Each state has an insurance board or commission that can help applicants determine the mandatory requirements in their state. The American Council of Life Insurers provides a list of all 50 state insurance departments on its website.
2. Are there any continuing education requirements to maintain my license?
Yes. Changes in federal insurance laws, insurance benefits programs and other areas can impact client’s needs. Most state insurance boards require agents and brokers to complete continuing education courses to keep abreast of these changes to maintain their licensure. The Institutes Risk & Insurance Knowledge Group provides a list of each state’s continuing education requirements for a wide range of common industry certifications.
3. Are there additional career options once I’ve earned licensure as an insurance agent?
Yes. Insurance agents – especially those who have completed bachelor degree programs – often move on to more advanced careers. These include working as insurance underwriters, actuaries, cost estimators, appraisers, claims adjusters or in risk assessment and risk management.
4. Should I join an insurance industry trade association?
It would be helpful. There are dozens of industry trade organizations that provide members with discounts on continuing education, educational resources, opportunities for professional development and networking, and regional and national conferences where agents can mingle with like-minded peers. These resources can be an important avenue for career growth.
5. What are some of the most important skills needed to succeed in this career?

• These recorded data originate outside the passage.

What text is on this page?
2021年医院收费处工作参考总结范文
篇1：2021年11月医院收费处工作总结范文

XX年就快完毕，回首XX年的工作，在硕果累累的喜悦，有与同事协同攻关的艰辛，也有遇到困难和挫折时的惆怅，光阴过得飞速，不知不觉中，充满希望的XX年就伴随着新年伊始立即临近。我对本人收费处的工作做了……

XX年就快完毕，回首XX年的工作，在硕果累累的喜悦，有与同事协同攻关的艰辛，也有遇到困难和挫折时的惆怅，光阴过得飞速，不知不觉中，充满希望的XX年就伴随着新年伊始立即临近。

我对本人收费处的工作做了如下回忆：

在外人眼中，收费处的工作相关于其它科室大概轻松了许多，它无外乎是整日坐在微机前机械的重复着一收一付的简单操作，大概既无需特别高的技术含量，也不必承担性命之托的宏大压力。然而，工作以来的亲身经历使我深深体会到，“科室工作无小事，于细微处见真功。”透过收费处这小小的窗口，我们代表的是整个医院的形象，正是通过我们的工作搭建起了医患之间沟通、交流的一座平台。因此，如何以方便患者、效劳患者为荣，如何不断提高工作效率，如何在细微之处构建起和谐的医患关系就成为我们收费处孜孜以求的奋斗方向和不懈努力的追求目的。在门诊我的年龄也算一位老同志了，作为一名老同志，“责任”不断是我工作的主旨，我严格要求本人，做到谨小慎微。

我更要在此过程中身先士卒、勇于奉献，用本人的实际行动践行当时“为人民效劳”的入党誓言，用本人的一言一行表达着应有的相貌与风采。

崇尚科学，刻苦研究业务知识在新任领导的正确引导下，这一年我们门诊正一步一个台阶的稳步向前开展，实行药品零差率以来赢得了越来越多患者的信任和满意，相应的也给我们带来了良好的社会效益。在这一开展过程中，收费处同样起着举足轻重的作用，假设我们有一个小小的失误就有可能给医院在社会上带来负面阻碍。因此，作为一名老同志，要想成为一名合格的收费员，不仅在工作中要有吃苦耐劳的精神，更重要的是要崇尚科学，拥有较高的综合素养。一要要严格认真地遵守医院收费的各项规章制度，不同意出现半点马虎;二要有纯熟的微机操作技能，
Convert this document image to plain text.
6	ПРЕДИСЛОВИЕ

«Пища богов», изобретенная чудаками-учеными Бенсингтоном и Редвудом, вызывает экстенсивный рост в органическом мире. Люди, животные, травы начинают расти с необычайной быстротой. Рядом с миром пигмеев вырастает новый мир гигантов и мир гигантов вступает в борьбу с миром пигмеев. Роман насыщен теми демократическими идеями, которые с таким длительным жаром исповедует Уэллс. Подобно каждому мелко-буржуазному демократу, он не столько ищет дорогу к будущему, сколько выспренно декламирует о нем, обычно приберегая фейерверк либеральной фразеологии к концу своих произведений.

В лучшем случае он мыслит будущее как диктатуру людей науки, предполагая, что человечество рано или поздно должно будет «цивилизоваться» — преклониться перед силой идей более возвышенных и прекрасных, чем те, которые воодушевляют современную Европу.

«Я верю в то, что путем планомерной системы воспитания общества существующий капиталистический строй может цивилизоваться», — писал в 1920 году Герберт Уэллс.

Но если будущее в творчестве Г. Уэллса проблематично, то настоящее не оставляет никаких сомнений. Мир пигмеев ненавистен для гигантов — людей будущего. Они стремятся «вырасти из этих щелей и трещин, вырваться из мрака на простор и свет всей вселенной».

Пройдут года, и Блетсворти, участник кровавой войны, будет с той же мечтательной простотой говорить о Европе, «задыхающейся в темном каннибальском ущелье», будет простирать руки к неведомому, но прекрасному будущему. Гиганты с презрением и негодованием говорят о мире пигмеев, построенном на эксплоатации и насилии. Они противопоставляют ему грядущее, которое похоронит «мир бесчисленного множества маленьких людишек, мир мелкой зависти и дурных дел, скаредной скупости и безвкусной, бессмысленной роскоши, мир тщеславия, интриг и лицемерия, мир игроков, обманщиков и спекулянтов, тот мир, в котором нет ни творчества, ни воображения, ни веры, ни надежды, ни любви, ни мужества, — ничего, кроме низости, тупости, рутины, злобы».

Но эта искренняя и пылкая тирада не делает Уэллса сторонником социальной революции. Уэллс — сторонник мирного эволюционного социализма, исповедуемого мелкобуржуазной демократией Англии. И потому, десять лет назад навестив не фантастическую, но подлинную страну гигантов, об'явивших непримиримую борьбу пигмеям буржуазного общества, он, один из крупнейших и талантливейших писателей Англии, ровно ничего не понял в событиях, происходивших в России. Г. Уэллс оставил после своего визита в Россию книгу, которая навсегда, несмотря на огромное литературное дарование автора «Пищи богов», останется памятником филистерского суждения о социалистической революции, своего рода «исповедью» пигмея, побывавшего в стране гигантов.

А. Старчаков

Agents need to be highly analytical so they can assess their client’s needs. They should be excellent communicators to discuss which policies meet client’s needs and why. They need to be self-starters and actively find new clients and build a book of business to keep commissions flowing. Lastly, they need to have the self-confidence to call potential clients and discuss the benefits of buying new or additional lines of insurance.
5 Steps to Becoming an Insurance Agent
Decide if you want to complete an associate or bachelor’s degree program.
A college education can help experienced agents move into careers in risk management, working as actuaries, or other positions that require postsecondary education. Plus, having a background in business and finance can be a tremendous asset to agents.
Pick a specialty.
Agents sell many different kinds of insurance, such as property, casualty, disability and personal lines of insurance. These are referred to as “lines of authority” in the industry. Agents must receive licensure for their particular line of authority. Knowing what type of insurance you want to sell is an important step in your career path.
Complete pre-licensure requirements.
Pre-licensure requirements vary from state to state, but they are a mandatory step toward earning licensure as an insurance agent or broker. For example, California applicants for casualty licensure must complete 20 hours of general pre-licensing education, as well as 12 hours of education in the state’s ethics and insurance codes. Students should check with their state’s insurance department for pre-licensure requirements.
Pass a licensing exam.
All agents must pass a licensing exam to sell insurance. The National Insurance Producer Registry has compiled a list of state-specific licensing requirements, associated fees and other important data about the licensing process. There are many companies that can help you study for your licensing exam, either in person (in a classroom), or through online courses.
Apply at insurance agencies.
Agents who have met all the requirements and earned licensure are eligible for employment at insurance agencies and brokerages, which can vary from small local brokerages to regional offices of well-known insurance carriers.